Action is required. If you have NOT taken action…please take heed: there is obvious blood in the water. Smell the coffee !
These next few weeks…through the end of March…will be historic. An ounce of preparation will be worth a lifetime of intentions…
Seize the day. We are living in extraordinary times.

Best,

Tom

tomadkins wrote:
Long ago I've committed to be in a physical position. The premiums are near all time lows. The amount of physicals are near all time lows.
Tom - You'll see this chart again in future articles on PP.com: GSCI/S&P 500 ratio chart Commodities are at their lowest relative valuation compared to stocks than at any other time in the past half-century. For many reasons, that imbalance can't last. And it will likely be correct by both equities falling AND commodity prices rising. I do worry that, in the near term, a market melt-down may send commodity prices lower, too, as everything not nailed down gets sold to meet margin calls, etc. But when they come into their own, I expect the upward re-pricing to be sudden and sharp (meaning: you'll very likely need to have had built your position in advance to participate in it)

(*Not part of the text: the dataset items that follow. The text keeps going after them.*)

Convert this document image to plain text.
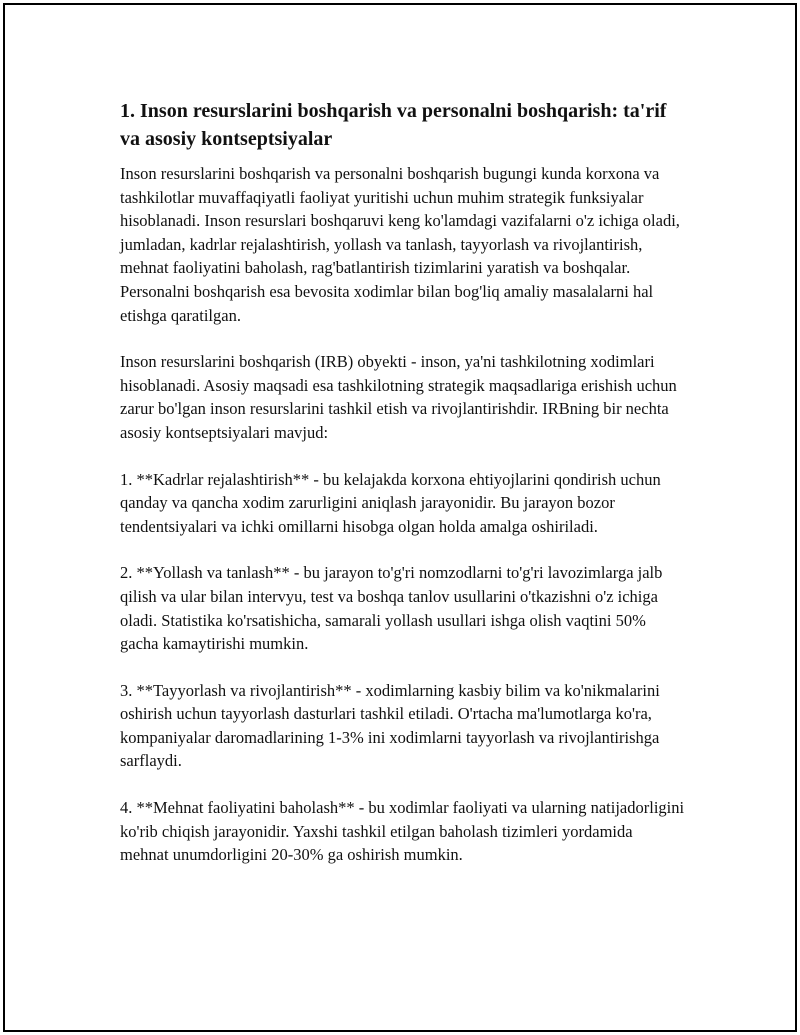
1. Inson resurslarini boshqarish va personalni boshqarish: ta'rif va asosiy kontseptsiyalar

Inson resurslarini boshqarish va personalni boshqarish bugungi kunda korxona va tashkilotlar muvaffaqiyatli faoliyat yuritishi uchun muhim strategik funksiyalar hisoblanadi. Inson resurslari boshqaruvi keng ko'lamdagi vazifalarni o'z ichiga oladi, jumladan, kadrlar rejalashtirish, yollash va tanlash, tayyorlash va rivojlantirish, mehnat faoliyatini baholash, rag'batlantirish tizimlarini yaratish va boshqalar. Personalni boshqarish esa bevosita xodimlar bilan bog'liq amaliy masalalarni hal etishga qaratilgan.

Inson resurslarini boshqarish (IRB) obyekti - inson, ya'ni tashkilotning xodimlari hisoblanadi. Asosiy maqsadi esa tashkilotning strategik maqsadlariga erishish uchun zarur bo'lgan inson resurslarini tashkil etish va rivojlantirishdir. IRBning bir nechta asosiy kontseptsiyalari mavjud:

1. **Kadrlar rejalashtirish** - bu kelajakda korxona ehtiyojlarini qondirish uchun qanday va qancha xodim zarurligini aniqlash jarayonidir. Bu jarayon bozor tendentsiyalari va ichki omillarni hisobga olgan holda amalga oshiriladi.

2. **Yollash va tanlash** - bu jarayon to'g'ri nomzodlarni to'g'ri lavozimlarga jalb qilish va ular bilan intervyu, test va boshqa tanlov usullarini o'tkazishni o'z ichiga oladi. Statistika ko'rsatishicha, samarali yollash usullari ishga olish vaqtini 50% gacha kamaytirishi mumkin.

3. **Tayyorlash va rivojlantirish** - xodimlarning kasbiy bilim va ko'nikmalarini oshirish uchun tayyorlash dasturlari tashkil etiladi. O'rtacha ma'lumotlarga ko'ra, kompaniyalar daromadlarining 1-3% ini xodimlarni tayyorlash va rivojlantirishga sarflaydi.

4. **Mehnat faoliyatini baholash** - bu xodimlar faoliyati va ularning natijadorligini ko'rib chiqish jarayonidir. Yaxshi tashkil etilgan baholash tizimleri yordamida mehnat unumdorligini 20-30% ga oshirish mumkin.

Here’s a long term valuation chart - total market cap of all US equities divided by GDP. It suggests that, from a valuation standpoint, we haven’t exceeded 2000 quite yet. That’s because GDP has doubled from 2000 to today.
But you probably can’t call this market cheap either.

As Gail the Actuary and other wise people have pointed out, there’s commodities, then there’s the _____ you can’t live without. And it used to be _______ a lot of us knew how to make, or manage, or grow.
I have such a hard time analyzing this stuff anymore because were at such a unique breaking point in our physical world. With that, I suppose, “the markets” have never been such a sick and meaningless shadow play. As Gail reminds us, sure the stuff is cheap and getting scarce but no one can pay for it…because the stuff is actually NOT cheap and getting scarce. But that doesn’t mean a broken planet can pay the price. Well…not a price the way we think of it. The real world of real things is broke, really broke…in every meaning of the word. If mis-pricing was our only problem, I suppose rocket stoves and permaculture would be just another fad.
Sometimes I wonder if its the very nature of the abyss that makes us all wannabe actors in this silly and maybe suicidal thing called modern markets. So the commodities may be ripe for the picking, but there’s only so much you can pick.
As Nate Hagens pointed out years ago on this site, a stock market can be fun and profitable but we actually may not have a stock market soon. Because it runs in my family, I’m probably being over dramatic… but I keep feeling that I should learn how to make, store and ration my commodities before I learn to buy them.

if we set 2000 aside as an anomaly then we’re looking at the peaks in 1966 and 2007 for comparables, and by those standards, we’re clearly in bubble territory.

Let’s not forget just how crazy the DCB was- e.g. Pets.com vaporized $300MM, but IPO to bust in less that a year was some serious snake oil peddling.

GDP is totally contrived. A strong argument can be made it’s much lower than what the Fed or other government folks tell us. Fake news if you ask me.

What would you like in the denominator, if not GDP?
You may not know that GDP is nominal GDP, as opposed to real GDP (GDPC1) which is deflated by those inflation metrics that we all don’t like.
Would you prefer LOANINV? TCMDO? Total Wages & Salaries of all non-government workers? It has to be something in nominal dollars so it matches MVEONWMVBSNNCB.
You pick a denominator that, for you, isn’t ‘fake news’ and I’ll be happy to post it.

mare trained to the lines and a few critters will be worth more than the markets…someday.